Definitely. The last thing anybody wants is to run an application on a Mac that looks and acts like a Windows application. How could you be proud of that?
I don't think that's even remotely true.

For example: Photoshop, Autodesk Maya, Da Vinci Resolve, Premiere, Ableton Live, and a very long etc. Those are not your crappy Electron apps, but industry standards.

I find people generally overplay the "all apps must look native on my OS" card as an argument against PWAs. Yet they are often very happy using Google docs for most of their day to day work... I personally like the fact that a web app looks the same across all OSes. I find that is a better type of consistency to aim for, in that if someone changes their OS, they don't need to relearn your app's UI.
In terms of the web one could use different stylesheets for the different platforms... the business logic can stay the same. OnsenUI and ionic are providing just that.
So on Windows it feels like a Windows app and on Mac it feels like a macOS app? All of the widgets work the same as native controls with accessibility devices like screen readers?
It's only about expectations.

When you open your web browser you suddenly expect apps you access there to be the same across all OS, and you certainly don't mind them all being different from each other - it's actually a good thing.
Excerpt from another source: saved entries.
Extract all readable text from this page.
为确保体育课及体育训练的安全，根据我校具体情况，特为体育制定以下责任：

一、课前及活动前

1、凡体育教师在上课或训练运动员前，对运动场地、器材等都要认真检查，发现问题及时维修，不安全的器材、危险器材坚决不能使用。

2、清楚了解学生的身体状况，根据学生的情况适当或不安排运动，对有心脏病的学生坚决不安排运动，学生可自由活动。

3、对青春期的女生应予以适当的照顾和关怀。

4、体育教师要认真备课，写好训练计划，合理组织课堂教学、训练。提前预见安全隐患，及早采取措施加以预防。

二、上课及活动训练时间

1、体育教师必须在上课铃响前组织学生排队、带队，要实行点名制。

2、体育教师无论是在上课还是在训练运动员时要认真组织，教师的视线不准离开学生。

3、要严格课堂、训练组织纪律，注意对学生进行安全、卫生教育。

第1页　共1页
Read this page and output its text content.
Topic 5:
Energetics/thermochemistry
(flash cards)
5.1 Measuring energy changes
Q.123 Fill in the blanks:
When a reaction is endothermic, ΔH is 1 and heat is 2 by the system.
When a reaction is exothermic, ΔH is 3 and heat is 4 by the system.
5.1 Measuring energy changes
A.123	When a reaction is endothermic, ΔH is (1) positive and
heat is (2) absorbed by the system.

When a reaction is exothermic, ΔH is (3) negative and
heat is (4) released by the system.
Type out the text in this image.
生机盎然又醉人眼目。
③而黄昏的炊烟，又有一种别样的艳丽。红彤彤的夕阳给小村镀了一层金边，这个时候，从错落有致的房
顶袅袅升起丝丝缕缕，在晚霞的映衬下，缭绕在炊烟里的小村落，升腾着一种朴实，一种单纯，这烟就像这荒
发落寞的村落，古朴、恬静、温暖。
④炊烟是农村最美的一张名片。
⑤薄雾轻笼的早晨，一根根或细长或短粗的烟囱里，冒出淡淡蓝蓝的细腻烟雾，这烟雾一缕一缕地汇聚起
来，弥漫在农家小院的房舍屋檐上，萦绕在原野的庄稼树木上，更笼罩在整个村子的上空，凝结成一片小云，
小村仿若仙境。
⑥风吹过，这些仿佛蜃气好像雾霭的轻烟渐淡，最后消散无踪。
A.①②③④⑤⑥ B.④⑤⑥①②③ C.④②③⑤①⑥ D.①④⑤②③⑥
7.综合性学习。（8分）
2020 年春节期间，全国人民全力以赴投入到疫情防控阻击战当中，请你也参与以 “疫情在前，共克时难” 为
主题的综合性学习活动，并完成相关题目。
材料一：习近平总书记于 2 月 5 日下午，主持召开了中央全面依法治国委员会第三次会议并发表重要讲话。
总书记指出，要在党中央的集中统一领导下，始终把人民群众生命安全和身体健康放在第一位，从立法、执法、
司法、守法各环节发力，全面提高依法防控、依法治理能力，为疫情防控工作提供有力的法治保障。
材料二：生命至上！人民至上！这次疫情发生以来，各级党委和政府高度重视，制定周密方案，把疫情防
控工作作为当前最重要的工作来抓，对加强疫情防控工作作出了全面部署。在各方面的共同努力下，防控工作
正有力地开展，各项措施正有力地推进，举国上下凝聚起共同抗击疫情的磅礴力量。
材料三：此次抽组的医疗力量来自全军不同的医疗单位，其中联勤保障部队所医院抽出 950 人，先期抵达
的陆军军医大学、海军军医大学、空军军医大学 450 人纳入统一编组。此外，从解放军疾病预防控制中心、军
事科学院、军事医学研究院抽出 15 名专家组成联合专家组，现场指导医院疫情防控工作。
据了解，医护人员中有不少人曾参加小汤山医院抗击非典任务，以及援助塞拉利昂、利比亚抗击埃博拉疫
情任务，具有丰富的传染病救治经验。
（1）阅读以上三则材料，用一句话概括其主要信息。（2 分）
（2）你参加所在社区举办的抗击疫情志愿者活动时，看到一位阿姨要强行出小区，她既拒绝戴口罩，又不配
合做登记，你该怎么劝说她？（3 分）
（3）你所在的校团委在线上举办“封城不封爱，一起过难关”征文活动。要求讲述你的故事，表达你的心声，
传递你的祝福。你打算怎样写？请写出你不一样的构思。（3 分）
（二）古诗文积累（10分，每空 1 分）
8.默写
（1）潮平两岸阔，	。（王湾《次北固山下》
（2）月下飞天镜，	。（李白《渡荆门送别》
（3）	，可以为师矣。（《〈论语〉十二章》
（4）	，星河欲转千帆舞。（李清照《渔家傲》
So why shouldn't we expect the same of native OS? I know I care only about few details - like native notifications instead of custom ones, native close, minimize, maximize buttons etc.

I wrote an article on why I think PWAs are the future in my opinion: https://osrec.co.uk/publication/3/Why_PWAs_may_be_the_Future

Maybe it'll help you see things from another perspective :)

I've read this before and I get what you are saying. From a business point of view it makes a lot of sense. I'm saying from every other point of view, it doesn't.

> I'm sure you'll agree that having a standardised platform that runs on any machine, while being unlimited in the variety and nature of things it can conjure is the utopia we are all working towards.

Are you talking about Java + Swing? :)

I like that macOS feels different from Windows and that I can load up a Linux with many more variations that all have their own personality. I don't like how web apps use my bandwidth (I pay $10 / GB on Google Fi), how they use my battery, or my CPU.

> I pay $10 / GB on Google Fi

Wait, what? That is insanely expensive. I pay far less even on just 4g. Is that a normal price there?

I don't use a lot of data so my monthly phone bill is usually under $35. That doesn't seem unreasonable to me.
But is that something normal in the US? I live in a remote location in Europe, I pay 19 euros and download/upload well over 100gb per month.